Birds

 Esse é aquele estágio de questionamentos sobre o que está certo, o que precisa ser melhorado e o que tem me mantido refém. Nos últimos dois anos a minha vida se transformou em uma montanha russa sem freio, na qual eu perdi o controle de tudo, principalmente da minha capacidade de discernir o que é bom para mim.

A verdade é que eu ainda não sei de boa parte das respostas para essas perguntas, mas estou me esforçando para não deixar que a parte sólida acabe sendo lançada ao chão para se quebrar em milhões de pedaços. 
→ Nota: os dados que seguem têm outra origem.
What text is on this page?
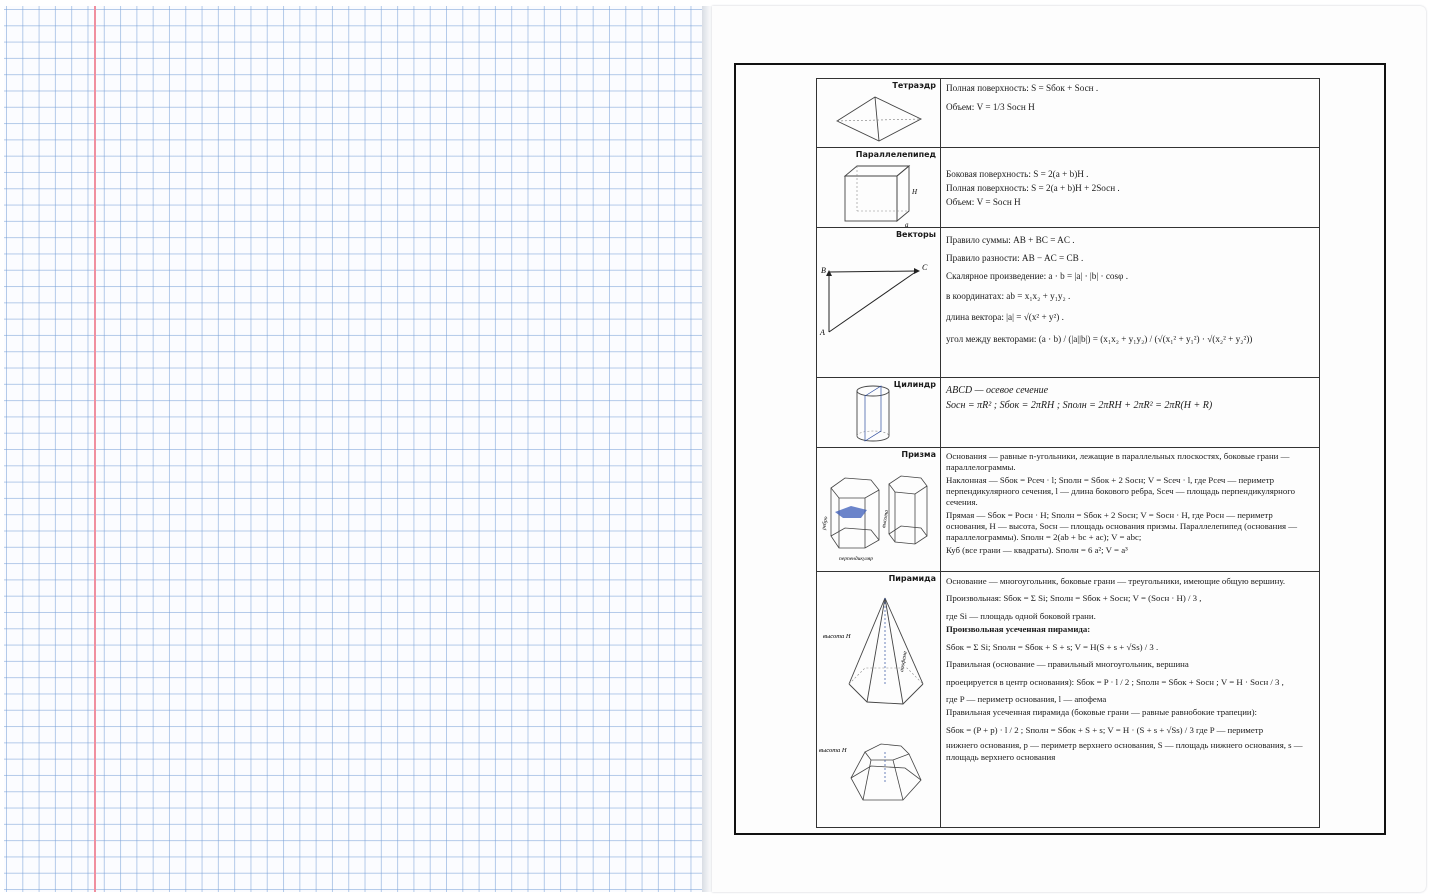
Тетраэдр Полная поверхность: S = Sбок + Sосн .

Объем: V = 1/3 Sосн H

Параллелепипед
H
a

Боковая поверхность: S = 2(a + b)H .

Полная поверхность: S = 2(a + b)H + 2Sосн .

Объем: V = Sосн H

Векторы
B	C
A

Правило суммы: AB + BC = AC .

Правило разности: AB − AC = CB .

Скалярное произведение: a · b = |a| · |b| · cosφ .

в координатах: ab = x₁x₂ + y₁y₂ .

длина вектора: |a| = √(x² + y²) .

угол между векторами: (a · b) / (|a||b|) = (x₁x₂ + y₁y₂) / (√(x₁² + y₁²) · √(x₂² + y₂²))

Цилиндр

ABCD — осевое сечение

Sосн = πR² ; Sбок = 2πRH ; Sполн = 2πRH + 2πR² = 2πR(H + R)

Призма
перпендикуляр
ребро	высота

Основания — равные n-угольники, лежащие в параллельных плоскостях, боковые грани — параллелограммы.

Наклонная — Sбок = Pсеч · l; Sполн = Sбок + 2 Sосн; V = Sсеч · l, где Pсеч — периметр перпендикулярного сечения, l — длина бокового ребра, Sсеч — площадь перпендикулярного сечения.

Прямая — Sбок = Pосн · H; Sполн = Sбок + 2 Sосн; V = Sосн · H, где Pосн — периметр основания, H — высота, Sосн — площадь основания призмы. Параллелепипед (основания — параллелограммы). Sполн = 2(ab + bc + ac); V = abc;

Куб (все грани — квадраты). Sполн = 6 a²; V = a³

Пирамида
высота H
апофема
высота H

Основание — многоугольник, боковые грани — треугольники, имеющие общую вершину.

Произвольная: Sбок = Σ Si; Sполн = Sбок + Sосн; V = (Sосн · H) / 3 ,

где Si — площадь одной боковой грани.

Произвольная усеченная пирамида:

Sбок = Σ Si; Sполн = Sбок + S + s; V = H(S + s + √Ss) / 3 .

Правильная (основание — правильный многоугольник, вершина

проецируется в центр основания): Sбок = P · l / 2 ; Sполн = Sбок + Sосн ; V = H · Sосн / 3 ,

где P — периметр основания, l — апофема

Правильная усеченная пирамида (боковые грани — равные равнобокие трапеции):

Sбок = (P + p) · l / 2 ; Sполн = Sбок + S + s; V = H · (S + s + √Ss) / 3 где P — периметр

нижнего основания, p — периметр верхнего основания, S — площадь нижнего основания, s — площадь верхнего основания
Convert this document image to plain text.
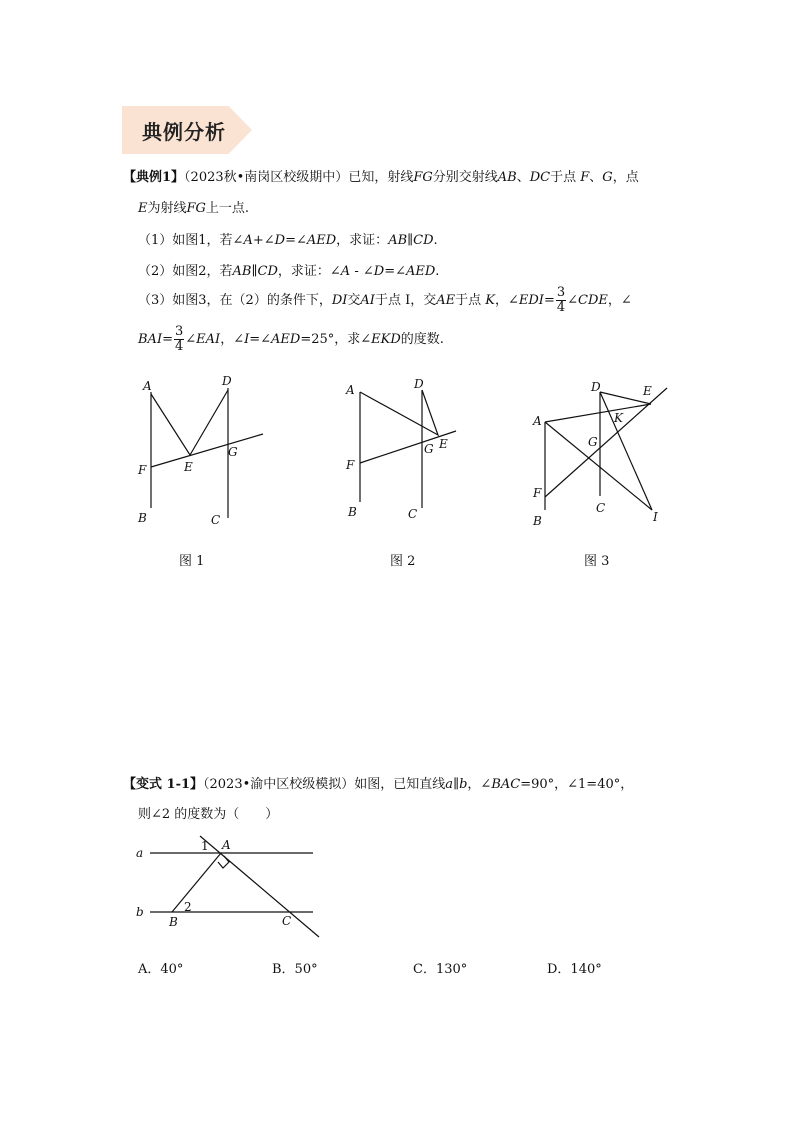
典例分析
【典例1】（2023秋•南岗区校级期中）已知，射线FG分别交射线AB、DC于点 F、G，点
E为射线FG上一点.
（1）如图1，若∠A+∠D=∠AED，求证：AB∥CD.
（2）如图2，若AB∥CD，求证：∠A - ∠D=∠AED.
（3）如图3，在（2）的条件下，DI交AI于点 I，交AE于点 K，∠EDI= $\frac{3}{4}$ ∠CDE，∠
$BAI= \frac{3}{4}$ ∠EAI，∠I=∠AED=25°，求∠EKD的度数.
A	D
E
G
F
B	C
图 1
A	D
E
G
F
B	C
图 2
D	E
A	K
G
F
B
C
I
图 3
【变式 1-1】（2023•渝中区校级模拟）如图，已知直线a∥b，∠BAC=90°，∠1=40°，
则∠2 的度数为（　　）
a
b
1 A
2
B	C
A．40°	B．50°	C．130°	D．140°
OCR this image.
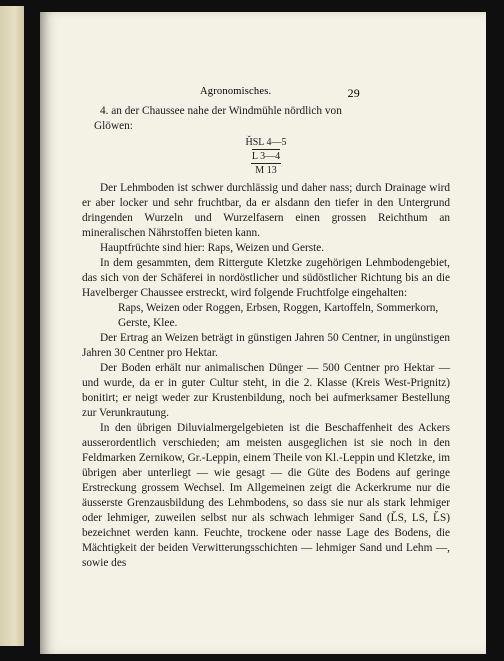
Agronomisches.	29

4. an der Chaussee nahe der Windmühle nördlich von
Glöwen:

H̆SL 4—5
L 3—4
M 13

Der Lehmboden ist schwer durchlässig und daher nass; durch Drainage wird er aber locker und sehr fruchtbar, da er alsdann den tiefer in den Untergrund dringenden Wurzeln und Wurzelfasern einen grossen Reichthum an mineralischen Nährstoffen bieten kann.

Hauptfrüchte sind hier: Raps, Weizen und Gerste.

In dem gesammten, dem Rittergute Kletzke zugehörigen Lehmbodengebiet, das sich von der Schäferei in nordöstlicher und südöstlicher Richtung bis an die Havelberger Chaussee erstreckt, wird folgende Fruchtfolge eingehalten:

Raps, Weizen oder Roggen, Erbsen, Roggen, Kartoffeln, Sommerkorn, Gerste, Klee.

Der Ertrag an Weizen beträgt in günstigen Jahren 50 Centner, in ungünstigen Jahren 30 Centner pro Hektar.

Der Boden erhält nur animalischen Dünger — 500 Centner pro Hektar — und wurde, da er in guter Cultur steht, in die 2. Klasse (Kreis West-Prignitz) bonitirt; er neigt weder zur Krustenbildung, noch bei aufmerksamer Bestellung zur Verunkrautung.

In den übrigen Diluvialmergelgebieten ist die Beschaffenheit des Ackers ausserordentlich verschieden; am meisten ausgeglichen ist sie noch in den Feldmarken Zernikow, Gr.-Leppin, einem Theile von Kl.-Leppin und Kletzke, im übrigen aber unterliegt — wie gesagt — die Güte des Bodens auf geringe Erstreckung grossem Wechsel. Im Allgemeinen zeigt die Ackerkrume nur die äusserste Grenzausbildung des Lehmbodens, so dass sie nur als stark lehmiger oder lehmiger, zuweilen selbst nur als schwach lehmiger Sand (L̆S, LS, L̆S) bezeichnet werden kann. Feuchte, trockene oder nasse Lage des Bodens, die Mächtigkeit der beiden Verwitterungsschichten — lehmiger Sand und Lehm —, sowie des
Como é terrível ter um coração que não sabe o que quer, e mais ainda, ser alguém incapaz de se colocar em primeiro lugar. 

Tenho dedicado muitos anos à mesma história, mas cheguei ao ponto da estagnação. É um capítulo que se divide entre monotonia e desentendimentos. Como eu queria ter o poder de reprogramar sentimentos ou escolhas. Talvez, se eu conseguisse ser mais honesta, não estaria vivendo essa relação de inseguranças e medos. Chegamos a esse ponto de sermos leais ao que passou, e assim não vemos que a resposta está em achar empolgação para escrever o que ainda está por vir. 

Costumamos nos distrair e procrastinar quando as coisas não acontecem como a gente quer, e foi em um desses momentos de distração que me permiti escrever poemas e crônicas desconexas. É tão mais confortável viver em histórias fantasiosas que funcionam como afago para as nossas angústias, porém há que se ter cuidado com as ilusões que construímos ao vivê-las. Acredito que perdi muito tempo em um conto fantasioso que estava fadado a um final infeliz desde o início. Culpo as malditas borboletas por isso! Entretanto, estou cansada de fechar esse livro e ficar encarando a capa. 

Nunca fui o tipo de pessoa que abandona pessoas, a menos que elas pisoteiem os meus princípios, fora isso, sempre me predispus a ficar e deixar que os outros partissem, mas acredito que chegou a minha hora de fazer as malas. 

Eu quero tanto me convencer de que as escolhas que fiz são as melhores para mim, mas algo aqui dentro continua gritando que ainda não está certo, que não é sobre chegar ao final desse caminho. Também tenho pensado que mentiras construídas a partir de contos de fadas malfadados nem de longe podem ser o caminho alternativo. 

Se eu disser que não estou com medo de tentar um recomeço, claramente estaria mentindo. Eu tenho pavor à mudanças, mas ultimamente, o que mais tem me assustado é essa possibilidade de estar presa em uma coletânea que não tem mais conteúdo para ser expressado. É como uma gaiola que prende dois pássaros de espécies diferentes, e eu sei o quanto o meu colega de sela anseia pelo voo, afinal, a gaiola é uma novidade para ele, mas nunca foi para mim.